Au cours des derniers jours, les agriculteurs qui cultivent des céréales et élèvent du bétail ont organisé de multiples actions à travers toute la France. Par exemple, des éleveurs de vaches laitières se sont rassemblés jeudi devant plusieurs sites appartenant à Lactalis, une entreprise située dans l'Ouest de la France, afin de protester contre le prix du lait fixé par ce groupe, qu'ils estiment être trop bas. Le même jour, des agriculteurs ont bloqué la circulation sur l'autoroute A64, qui relie Toulouse à Bayonne.
Samedi dernier, les agriculteurs de Haute-Garonne ont bloqué les deux voies de l'autoroute pour la troisième journée consécutive.

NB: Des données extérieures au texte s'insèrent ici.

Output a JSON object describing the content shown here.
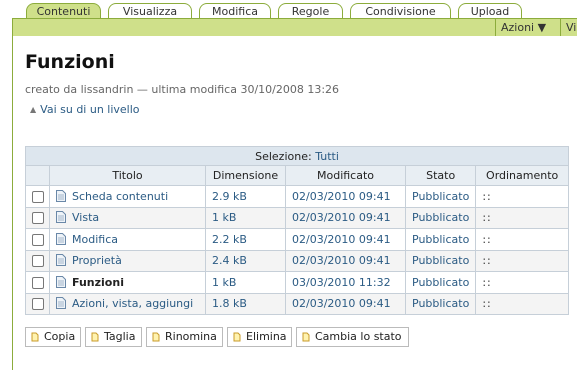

Des agriculteurs de Haute Garonne continuent de bloquer l'autoroute A64 entre Toulouse et Tarbes, au niveau de Carbonne, pour le troisième jour consécutif. Une réunion avec le préfet d'Occitanie est prévue en début d'après-midi. Les agriculteurs souhaitent rencontrer Gabriel Attal le plus rapidement possible. Photo : Antoine Forestier / BFMTV.
Il y a plusieurs raisons à cette colère, telles que l'inflation, le stockage de l'eau, la concurrence étrangère déloyale et la crise sanitaire dans les élevages. Le président de la FNSEA, Arnaud Rousseau, met en garde en disant que la profession "attend des réponses très claires avant le Salon de l'agriculture", qui ouvrira ses portes le 24 février à Paris.

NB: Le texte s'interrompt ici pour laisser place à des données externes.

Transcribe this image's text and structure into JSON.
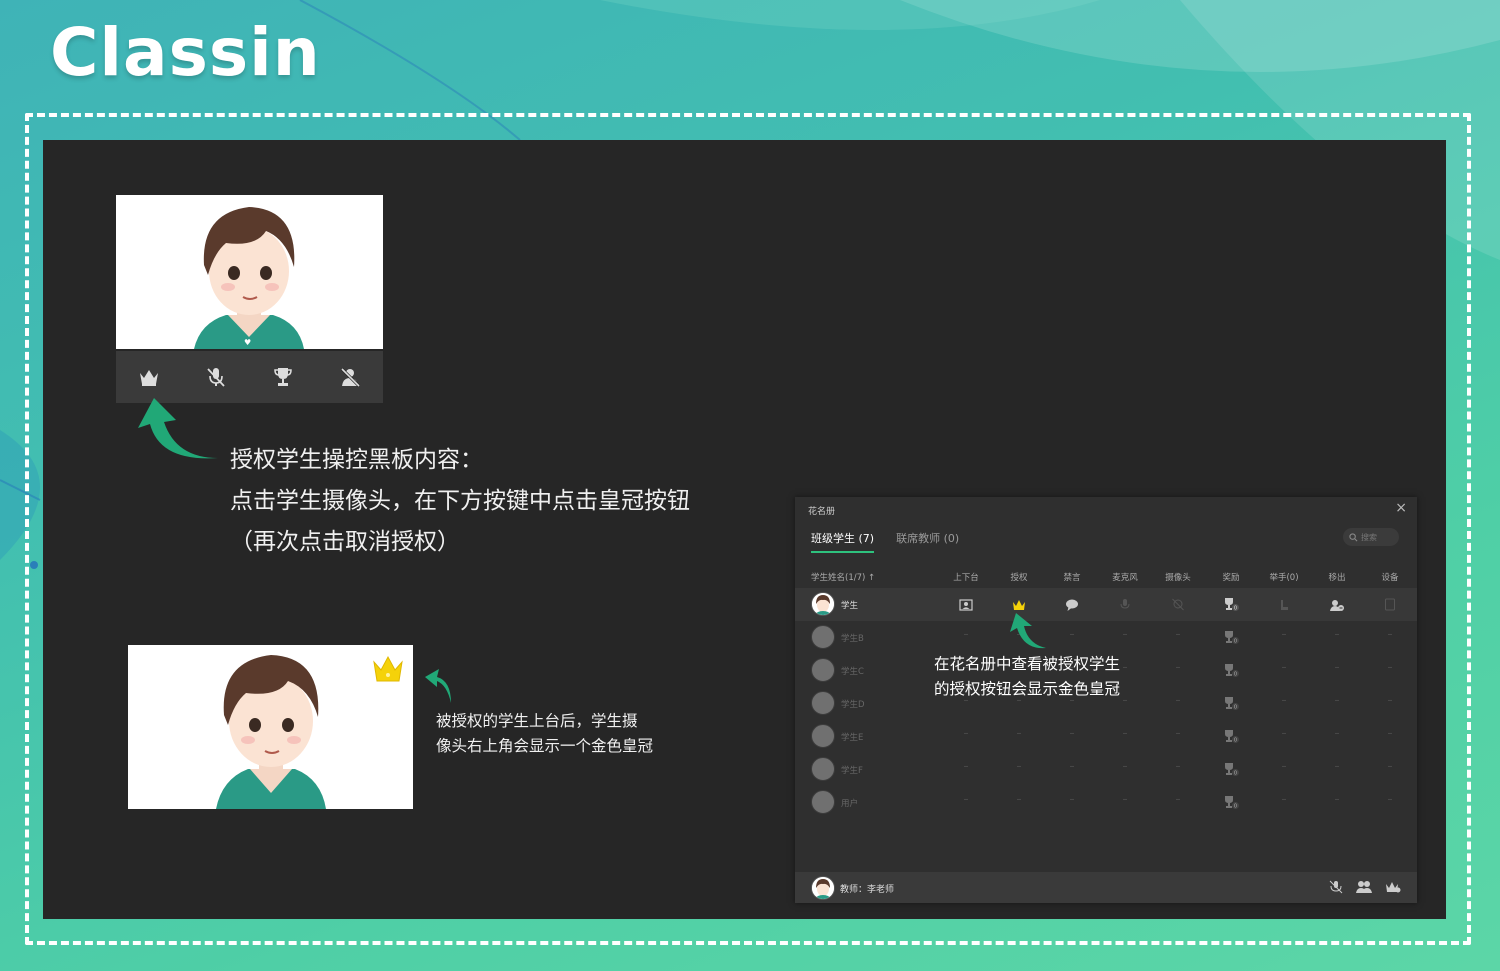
{
  "brand": {
    "logo_text": "Classin"
  },
  "colors": {
    "accent_green": "#2ec27e",
    "crown_gold": "#f5d20a",
    "stage_bg": "#262626"
  },
  "camera_toolbar": {
    "icons": [
      "crown-icon",
      "mic-muted-icon",
      "trophy-icon",
      "camera-off-person-icon"
    ]
  },
  "annotations": {
    "authorize": {
      "line1": "授权学生操控黑板内容：",
      "line2": "点击学生摄像头，在下方按键中点击皇冠按钮",
      "line3": "（再次点击取消授权）"
    },
    "crown_display": {
      "line1": "被授权的学生上台后，学生摄",
      "line2": "像头右上角会显示一个金色皇冠"
    },
    "roster_hint": {
      "line1": "在花名册中查看被授权学生",
      "line2": "的授权按钮会显示金色皇冠"
    }
  },
  "roster": {
    "title": "花名册",
    "close": "×",
    "tabs": [
      {
        "label": "班级学生 (7)",
        "active": true
      },
      {
        "label": "联席教师 (0)",
        "active": false
      }
    ],
    "search_placeholder": "搜索",
    "columns": {
      "name": "学生姓名(1/7) ↑",
      "stage": "上下台",
      "auth": "授权",
      "mute": "禁言",
      "mic": "麦克风",
      "camera": "摄像头",
      "reward": "奖励",
      "hand": "举手(0)",
      "kick": "移出",
      "device": "设备"
    },
    "students": [
      {
        "name": "学生",
        "online": true,
        "reward": "0"
      },
      {
        "name": "学生B",
        "online": false,
        "reward": "0"
      },
      {
        "name": "学生C",
        "online": false,
        "reward": "0"
      },
      {
        "name": "学生D",
        "online": false,
        "reward": "0"
      },
      {
        "name": "学生E",
        "online": false,
        "reward": "0"
      },
      {
        "name": "学生F",
        "online": false,
        "reward": "0"
      },
      {
        "name": "用户",
        "online": false,
        "reward": "0"
      }
    ],
    "placeholder_dash": "–",
    "footer": {
      "teacher": "教师：李老师"
    }
  }
}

Le deuxième syndicat agricole, la Coordination rurale, a annoncé son intention de se mobiliser le 25 janvier dans différentes régions de France. Ils prévoient des actions telles que le recouvrement de radars avec des bâches pour dénoncer ce qu'ils considèrent comme une suradministration, voire des actions plus spectaculaires. Arnaud Gaillot, le président du syndicat des Jeunes agriculteurs, a déclaré samedi matin sur Europe 1 qu'il était grand temps que les politiciens prennent leurs responsabilités et fixent des objectifs clairs.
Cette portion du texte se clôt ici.